Techwhirlers, make your own status!

Subject: Techwhirlers, make your own status!
From: "Geoff Hart (by way of \"Eric J. Ray\" <ejray -at- raycomm -dot- com>)" <ght -at- MTL -dot- FERIC -dot- CA>
Date: Wed, 24 Feb 1999 11:50:14 -0700

One of the things that occurs to me whenever I see this discussion
of how poorly respected techwhirlers are come around (which it does
at least annually) is the tendency to emphasize respect for the
position rather than for the person. I find that more than a bit
disturbing, but quite apart from that, it highlights the source of
the problem: if your managers only know you by the name of your
position, you're unlikely to garner much respect from them.
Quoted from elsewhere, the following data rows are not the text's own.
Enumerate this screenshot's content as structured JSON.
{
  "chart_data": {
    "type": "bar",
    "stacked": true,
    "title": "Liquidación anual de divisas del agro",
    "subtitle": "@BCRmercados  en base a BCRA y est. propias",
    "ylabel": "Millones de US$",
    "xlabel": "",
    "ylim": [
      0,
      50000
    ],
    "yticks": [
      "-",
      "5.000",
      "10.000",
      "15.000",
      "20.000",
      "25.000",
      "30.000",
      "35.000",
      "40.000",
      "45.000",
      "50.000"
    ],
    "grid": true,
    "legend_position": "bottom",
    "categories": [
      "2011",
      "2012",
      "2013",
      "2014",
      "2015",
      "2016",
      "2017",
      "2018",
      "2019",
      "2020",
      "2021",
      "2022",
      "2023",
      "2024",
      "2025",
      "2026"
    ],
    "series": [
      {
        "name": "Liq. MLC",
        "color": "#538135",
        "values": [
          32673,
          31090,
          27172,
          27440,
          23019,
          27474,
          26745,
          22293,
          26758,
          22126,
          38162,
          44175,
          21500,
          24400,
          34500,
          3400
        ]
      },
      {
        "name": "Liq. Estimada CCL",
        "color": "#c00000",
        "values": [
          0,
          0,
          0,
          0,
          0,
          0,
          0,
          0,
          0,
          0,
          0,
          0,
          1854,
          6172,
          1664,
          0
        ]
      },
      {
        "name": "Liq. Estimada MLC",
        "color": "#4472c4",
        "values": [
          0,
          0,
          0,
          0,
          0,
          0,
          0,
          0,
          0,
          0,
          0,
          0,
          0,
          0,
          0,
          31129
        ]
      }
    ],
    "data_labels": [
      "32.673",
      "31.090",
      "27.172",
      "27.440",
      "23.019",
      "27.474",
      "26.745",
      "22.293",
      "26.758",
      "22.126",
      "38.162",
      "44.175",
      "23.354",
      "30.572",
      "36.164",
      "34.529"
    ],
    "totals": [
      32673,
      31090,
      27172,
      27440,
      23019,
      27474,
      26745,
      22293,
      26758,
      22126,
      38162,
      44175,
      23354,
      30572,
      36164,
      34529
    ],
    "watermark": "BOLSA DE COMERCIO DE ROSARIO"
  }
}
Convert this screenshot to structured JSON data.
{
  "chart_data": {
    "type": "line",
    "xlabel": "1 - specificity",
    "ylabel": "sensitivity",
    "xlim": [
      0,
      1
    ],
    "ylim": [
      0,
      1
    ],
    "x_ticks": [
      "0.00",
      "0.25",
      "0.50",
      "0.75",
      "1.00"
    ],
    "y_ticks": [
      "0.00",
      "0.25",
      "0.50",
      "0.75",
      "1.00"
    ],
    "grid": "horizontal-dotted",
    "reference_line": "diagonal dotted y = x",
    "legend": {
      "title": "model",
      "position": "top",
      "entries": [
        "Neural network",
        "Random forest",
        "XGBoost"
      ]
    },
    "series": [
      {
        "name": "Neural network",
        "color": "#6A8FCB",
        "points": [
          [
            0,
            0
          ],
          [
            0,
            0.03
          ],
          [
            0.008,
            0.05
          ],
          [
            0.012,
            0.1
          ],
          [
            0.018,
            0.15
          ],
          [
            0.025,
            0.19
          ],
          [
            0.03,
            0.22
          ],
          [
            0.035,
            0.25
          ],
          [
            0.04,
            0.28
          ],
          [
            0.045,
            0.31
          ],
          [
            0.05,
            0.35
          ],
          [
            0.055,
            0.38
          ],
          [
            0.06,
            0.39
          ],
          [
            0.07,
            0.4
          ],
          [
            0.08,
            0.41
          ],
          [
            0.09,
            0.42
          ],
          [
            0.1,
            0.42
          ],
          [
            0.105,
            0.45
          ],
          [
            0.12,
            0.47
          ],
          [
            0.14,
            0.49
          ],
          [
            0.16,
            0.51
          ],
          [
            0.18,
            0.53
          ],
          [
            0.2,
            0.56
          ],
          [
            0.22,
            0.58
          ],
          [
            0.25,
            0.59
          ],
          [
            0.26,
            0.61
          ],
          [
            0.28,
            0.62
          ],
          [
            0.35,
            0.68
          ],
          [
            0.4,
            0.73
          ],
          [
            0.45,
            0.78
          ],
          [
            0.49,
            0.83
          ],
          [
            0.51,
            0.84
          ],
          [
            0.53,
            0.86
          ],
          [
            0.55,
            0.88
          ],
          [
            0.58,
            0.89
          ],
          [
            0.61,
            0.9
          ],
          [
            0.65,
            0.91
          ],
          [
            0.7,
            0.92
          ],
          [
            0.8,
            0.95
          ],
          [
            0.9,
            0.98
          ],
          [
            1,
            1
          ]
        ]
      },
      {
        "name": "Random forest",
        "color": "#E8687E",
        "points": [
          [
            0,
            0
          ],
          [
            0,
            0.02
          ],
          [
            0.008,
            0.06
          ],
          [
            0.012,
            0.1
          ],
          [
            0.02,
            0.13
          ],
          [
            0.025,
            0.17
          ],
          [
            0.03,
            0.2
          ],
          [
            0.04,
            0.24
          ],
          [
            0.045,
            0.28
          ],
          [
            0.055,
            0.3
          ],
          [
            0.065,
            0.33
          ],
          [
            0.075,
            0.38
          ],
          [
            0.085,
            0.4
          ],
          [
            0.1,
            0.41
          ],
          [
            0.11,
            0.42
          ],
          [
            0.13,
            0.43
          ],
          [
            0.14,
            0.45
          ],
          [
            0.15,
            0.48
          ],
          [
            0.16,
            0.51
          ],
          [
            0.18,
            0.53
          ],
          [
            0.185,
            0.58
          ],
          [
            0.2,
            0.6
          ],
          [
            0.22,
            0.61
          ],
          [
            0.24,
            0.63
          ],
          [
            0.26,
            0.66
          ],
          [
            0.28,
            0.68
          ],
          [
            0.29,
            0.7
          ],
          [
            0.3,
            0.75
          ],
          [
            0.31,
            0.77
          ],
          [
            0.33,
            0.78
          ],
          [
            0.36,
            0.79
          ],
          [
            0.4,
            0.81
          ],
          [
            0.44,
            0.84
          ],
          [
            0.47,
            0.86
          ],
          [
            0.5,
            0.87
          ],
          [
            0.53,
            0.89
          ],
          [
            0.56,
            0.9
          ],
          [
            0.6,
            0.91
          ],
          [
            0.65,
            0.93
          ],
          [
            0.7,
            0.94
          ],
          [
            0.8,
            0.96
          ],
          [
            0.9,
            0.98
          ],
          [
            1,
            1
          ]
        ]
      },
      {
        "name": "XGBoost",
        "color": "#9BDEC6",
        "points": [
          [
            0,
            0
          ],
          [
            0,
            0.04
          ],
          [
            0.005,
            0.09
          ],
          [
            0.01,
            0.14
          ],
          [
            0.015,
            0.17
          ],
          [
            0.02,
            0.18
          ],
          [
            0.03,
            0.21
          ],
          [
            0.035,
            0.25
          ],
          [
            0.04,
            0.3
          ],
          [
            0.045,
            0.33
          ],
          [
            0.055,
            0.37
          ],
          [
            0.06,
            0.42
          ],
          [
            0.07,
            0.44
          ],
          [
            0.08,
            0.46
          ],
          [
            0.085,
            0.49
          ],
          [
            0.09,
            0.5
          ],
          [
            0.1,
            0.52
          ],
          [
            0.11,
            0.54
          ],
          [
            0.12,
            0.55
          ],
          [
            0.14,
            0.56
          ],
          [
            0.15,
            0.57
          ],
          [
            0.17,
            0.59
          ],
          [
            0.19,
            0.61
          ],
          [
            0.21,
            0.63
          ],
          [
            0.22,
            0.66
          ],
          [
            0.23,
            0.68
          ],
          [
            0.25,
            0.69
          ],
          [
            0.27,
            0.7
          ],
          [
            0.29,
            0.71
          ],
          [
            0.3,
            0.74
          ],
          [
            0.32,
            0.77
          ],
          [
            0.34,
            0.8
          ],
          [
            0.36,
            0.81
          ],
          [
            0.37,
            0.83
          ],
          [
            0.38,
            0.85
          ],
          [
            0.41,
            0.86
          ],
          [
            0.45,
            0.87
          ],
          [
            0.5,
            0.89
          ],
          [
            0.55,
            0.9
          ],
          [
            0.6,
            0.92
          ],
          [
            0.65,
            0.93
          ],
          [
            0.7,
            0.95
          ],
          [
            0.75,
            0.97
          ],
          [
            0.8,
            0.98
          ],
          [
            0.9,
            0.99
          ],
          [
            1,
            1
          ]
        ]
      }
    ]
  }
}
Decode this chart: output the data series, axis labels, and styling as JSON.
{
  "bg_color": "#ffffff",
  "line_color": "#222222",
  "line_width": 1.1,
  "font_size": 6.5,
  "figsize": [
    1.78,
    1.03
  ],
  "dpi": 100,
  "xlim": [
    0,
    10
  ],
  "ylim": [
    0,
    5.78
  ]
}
>From day one, I've made a point of being well known to those who
supervise me as well as those who I'm working for (e.g., my authors).
It's occasionally tough to do subtly, particularly in corporations
with very heavy or paternalistic hierarchical structures, but it's
not impossible. For example, when I worked for the feds, I
volunteered myself onto the Health and Safety committee, chaired the
committee, and got to talk directly to senior management as a result.
I used that contact to keep in contact with them, let them know what
I was doing, and indicate my availability for other tasks... and as a
result, I gradually became a face, not just an anonymous position
number. It's the same deal with my authors nowadays: I've helped
them write applications for enrollment in university courses and
letters to the tax monsters about some misunderstanding, and I've
edited their children's and friends resumes. It takes a bit of time,
but it also makes me part of the solution, not part of the problem,
and you can't buy that kind of acceptance and respect. I've also made
good friends this way, so don't look on it as a purely cynical way to
protect your job.

I've heard that the rule in Japan is that the nail who sticks up gets
pounded down; that makes sense to me, because nobody likes stepping
on protruding nails. But at least in Canada, the cultural equivalent
is that you can stand out from the faceless masses by making yourself
a broader part of your company than your job description alone
requires.

--Geoff Hart @8^{)} Pointe-Claire, Quebec
geoff-h -at- mtl -dot- feric -dot- ca

"Patience comes to those who wait."--Anon.